Terça-feira, 23 Abril

«Hrútar» (Carneiros) por Duarte Mata

Cineasta curioso este Grímur Hákonarson, cujo filme Carneiros acaba de estrear nas salas portuguesas, após ter vencido o prémio Un Certain Regard na edição de 2015 do Festival de Cannes. Se, em interiores, filma as suas personagens de maneira frontal, um pouco à maneira perversa e simples do austríaco Ulrich Seidl, por outro, demonstra um olhar de dignidade e complacência sobre as mesmas, nesta relação entre dois irmãos criadores de carneiros islandeses, reminiscente (suspeitamos) do conto de Caim e Abel.

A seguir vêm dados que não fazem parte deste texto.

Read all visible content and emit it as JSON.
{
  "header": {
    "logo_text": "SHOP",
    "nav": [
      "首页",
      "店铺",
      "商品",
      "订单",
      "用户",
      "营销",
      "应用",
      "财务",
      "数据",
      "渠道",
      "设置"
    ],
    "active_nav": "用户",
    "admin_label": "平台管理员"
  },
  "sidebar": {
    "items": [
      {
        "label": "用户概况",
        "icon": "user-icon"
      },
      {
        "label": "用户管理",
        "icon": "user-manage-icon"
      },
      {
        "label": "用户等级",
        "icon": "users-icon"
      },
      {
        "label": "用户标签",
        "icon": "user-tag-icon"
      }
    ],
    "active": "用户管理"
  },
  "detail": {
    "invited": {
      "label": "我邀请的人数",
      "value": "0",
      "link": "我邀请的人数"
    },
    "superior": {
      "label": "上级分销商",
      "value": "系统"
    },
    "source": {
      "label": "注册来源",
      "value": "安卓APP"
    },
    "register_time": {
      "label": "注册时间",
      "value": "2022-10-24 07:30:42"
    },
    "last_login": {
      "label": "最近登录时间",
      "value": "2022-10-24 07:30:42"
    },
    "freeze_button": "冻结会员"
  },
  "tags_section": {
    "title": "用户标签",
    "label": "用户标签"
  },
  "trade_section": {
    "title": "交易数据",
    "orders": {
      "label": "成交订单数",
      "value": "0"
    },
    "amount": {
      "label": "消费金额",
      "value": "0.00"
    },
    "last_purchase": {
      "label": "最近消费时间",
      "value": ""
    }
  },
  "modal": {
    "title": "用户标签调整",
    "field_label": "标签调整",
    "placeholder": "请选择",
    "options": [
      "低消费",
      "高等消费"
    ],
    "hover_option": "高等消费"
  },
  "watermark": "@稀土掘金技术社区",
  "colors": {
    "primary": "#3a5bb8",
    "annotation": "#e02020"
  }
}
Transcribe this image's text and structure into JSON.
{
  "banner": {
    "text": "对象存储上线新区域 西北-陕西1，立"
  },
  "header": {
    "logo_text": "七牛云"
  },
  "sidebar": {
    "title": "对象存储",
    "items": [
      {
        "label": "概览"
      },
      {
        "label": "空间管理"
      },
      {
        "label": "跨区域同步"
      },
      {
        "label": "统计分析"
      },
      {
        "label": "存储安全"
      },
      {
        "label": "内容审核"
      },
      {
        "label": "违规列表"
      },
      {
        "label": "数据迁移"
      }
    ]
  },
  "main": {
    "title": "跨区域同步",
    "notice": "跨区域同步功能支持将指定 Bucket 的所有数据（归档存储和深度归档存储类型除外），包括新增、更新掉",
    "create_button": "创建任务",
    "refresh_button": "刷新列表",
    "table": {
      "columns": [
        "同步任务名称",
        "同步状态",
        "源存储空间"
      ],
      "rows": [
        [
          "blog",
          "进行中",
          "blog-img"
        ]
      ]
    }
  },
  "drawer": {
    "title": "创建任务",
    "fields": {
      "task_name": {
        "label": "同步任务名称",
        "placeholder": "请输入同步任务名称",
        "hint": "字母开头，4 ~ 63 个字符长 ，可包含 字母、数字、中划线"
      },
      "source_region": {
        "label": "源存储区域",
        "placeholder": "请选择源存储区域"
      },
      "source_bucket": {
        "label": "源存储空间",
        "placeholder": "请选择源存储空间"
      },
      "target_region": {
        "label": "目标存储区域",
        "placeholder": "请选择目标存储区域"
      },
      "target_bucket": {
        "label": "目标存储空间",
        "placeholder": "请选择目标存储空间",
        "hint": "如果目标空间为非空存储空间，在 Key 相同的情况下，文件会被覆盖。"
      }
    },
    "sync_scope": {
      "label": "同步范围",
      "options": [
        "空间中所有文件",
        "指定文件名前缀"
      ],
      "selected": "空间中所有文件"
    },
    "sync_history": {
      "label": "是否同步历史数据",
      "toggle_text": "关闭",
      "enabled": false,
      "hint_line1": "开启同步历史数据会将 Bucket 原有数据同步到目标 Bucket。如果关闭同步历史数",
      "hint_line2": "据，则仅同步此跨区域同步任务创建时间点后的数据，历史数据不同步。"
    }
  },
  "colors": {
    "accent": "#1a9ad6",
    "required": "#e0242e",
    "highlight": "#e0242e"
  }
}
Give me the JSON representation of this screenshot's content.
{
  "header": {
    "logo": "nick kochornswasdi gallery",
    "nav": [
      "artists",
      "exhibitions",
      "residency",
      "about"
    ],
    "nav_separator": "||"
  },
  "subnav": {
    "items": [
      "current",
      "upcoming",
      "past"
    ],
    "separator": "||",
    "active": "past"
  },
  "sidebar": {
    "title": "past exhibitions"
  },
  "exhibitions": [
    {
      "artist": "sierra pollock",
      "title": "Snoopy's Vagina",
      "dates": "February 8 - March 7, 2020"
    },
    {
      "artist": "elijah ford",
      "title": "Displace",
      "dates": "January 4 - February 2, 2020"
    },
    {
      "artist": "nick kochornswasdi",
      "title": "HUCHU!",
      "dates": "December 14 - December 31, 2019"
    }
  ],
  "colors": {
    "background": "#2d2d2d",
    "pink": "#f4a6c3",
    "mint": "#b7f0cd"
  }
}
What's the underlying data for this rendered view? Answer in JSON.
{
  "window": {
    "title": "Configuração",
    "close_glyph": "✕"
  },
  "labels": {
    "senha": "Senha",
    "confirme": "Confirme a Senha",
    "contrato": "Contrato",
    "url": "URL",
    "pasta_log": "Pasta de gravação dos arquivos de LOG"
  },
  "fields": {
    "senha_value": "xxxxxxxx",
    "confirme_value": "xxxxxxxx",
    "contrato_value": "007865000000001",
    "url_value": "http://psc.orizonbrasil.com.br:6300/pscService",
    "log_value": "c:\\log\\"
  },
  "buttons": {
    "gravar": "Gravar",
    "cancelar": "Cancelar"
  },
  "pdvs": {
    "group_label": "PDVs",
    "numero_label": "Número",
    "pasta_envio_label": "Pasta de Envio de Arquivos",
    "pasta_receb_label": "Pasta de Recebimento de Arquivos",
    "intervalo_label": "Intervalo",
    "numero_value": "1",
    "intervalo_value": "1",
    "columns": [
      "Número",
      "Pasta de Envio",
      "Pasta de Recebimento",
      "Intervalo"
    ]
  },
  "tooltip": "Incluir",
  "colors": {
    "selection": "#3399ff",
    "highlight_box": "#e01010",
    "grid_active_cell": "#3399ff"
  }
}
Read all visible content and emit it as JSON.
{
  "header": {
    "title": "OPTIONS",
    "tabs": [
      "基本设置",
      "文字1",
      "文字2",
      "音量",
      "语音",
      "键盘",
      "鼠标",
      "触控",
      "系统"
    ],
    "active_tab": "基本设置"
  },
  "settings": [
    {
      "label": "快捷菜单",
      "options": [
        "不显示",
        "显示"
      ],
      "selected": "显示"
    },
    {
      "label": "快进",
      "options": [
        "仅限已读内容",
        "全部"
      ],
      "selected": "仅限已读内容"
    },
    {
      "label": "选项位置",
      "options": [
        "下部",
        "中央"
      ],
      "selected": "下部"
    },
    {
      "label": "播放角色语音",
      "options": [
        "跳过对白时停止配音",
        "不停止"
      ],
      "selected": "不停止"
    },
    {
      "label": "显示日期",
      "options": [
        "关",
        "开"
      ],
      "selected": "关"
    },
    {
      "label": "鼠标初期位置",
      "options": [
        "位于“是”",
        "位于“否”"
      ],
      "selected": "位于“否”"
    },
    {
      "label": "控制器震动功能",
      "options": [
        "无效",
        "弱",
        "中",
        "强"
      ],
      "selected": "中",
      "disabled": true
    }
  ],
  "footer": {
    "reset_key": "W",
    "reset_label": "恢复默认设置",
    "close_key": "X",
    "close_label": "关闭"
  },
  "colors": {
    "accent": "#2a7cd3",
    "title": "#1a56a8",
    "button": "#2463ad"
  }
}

Gummi e Kiddi (pois são esses os seus nomes) têm de enfrentar uma decisão difícil, após o rebanho do segundo apanhar scrapie, doença denegridora do sistema nervoso, que lhes forçará a exterminar a raça de ovinos que a família cria há várias gerações, afim de preservar o bem-estar da comunidade rural onde habitam. Num gesto de perseverança, o primeiro consegue esconder alguns na sua cave em segredo, esperando com eles continuar a linhagem rara e exemplar.

Prezamos Hákonarson por duas coisas: a primeira, o de usar o rebanho como macguffin, isto é, um dispositivo narrativo que é permanentemente trazido para primeiro plano, mas cuja utilidade acaba por ser a da influência de comportamento que irá provocar nas personagens, decrescendo, gradualmente, em importância. Dito de outra maneira, o genuíno objetivo do cineasta é o de falar de dois irmãos que se desprezam mutuamente (são eles que, por andarem em conflito permanente, quase como um instinto primitivo, os verdadeiros carneiros do título), mas cujas divergências terão de ser postas de parte, em nome da família. A segunda é o seu talento para filmar exteriores, em planos gerais, numa fotografia pouco saturada, enquadrando o indivíduo nas paisagens invernais islandesas (os melhores momentos do filme, que nos relembram, nostalgicamente, David Lean).

No entanto, apesar de todo o mérito de ser tecnicamente bem executado, há um certo estado de passividade que atormenta a obra e da qual o espetador não sai. Falta-lhe transparecer melhor o conflito interior que cada personagem enfrenta e que leve Carneiros para um patamar mais íntimo e que nos desse vontade de, francamente, recomendar este filme. Mas foi bom que, ao menos, conseguisse captar a nossa atenção para o seguirmos num futuro próximo.

O melhor: As cenas exteriores e o olhar sobre o laço fraternal.

O pior: A falta de conflito interior.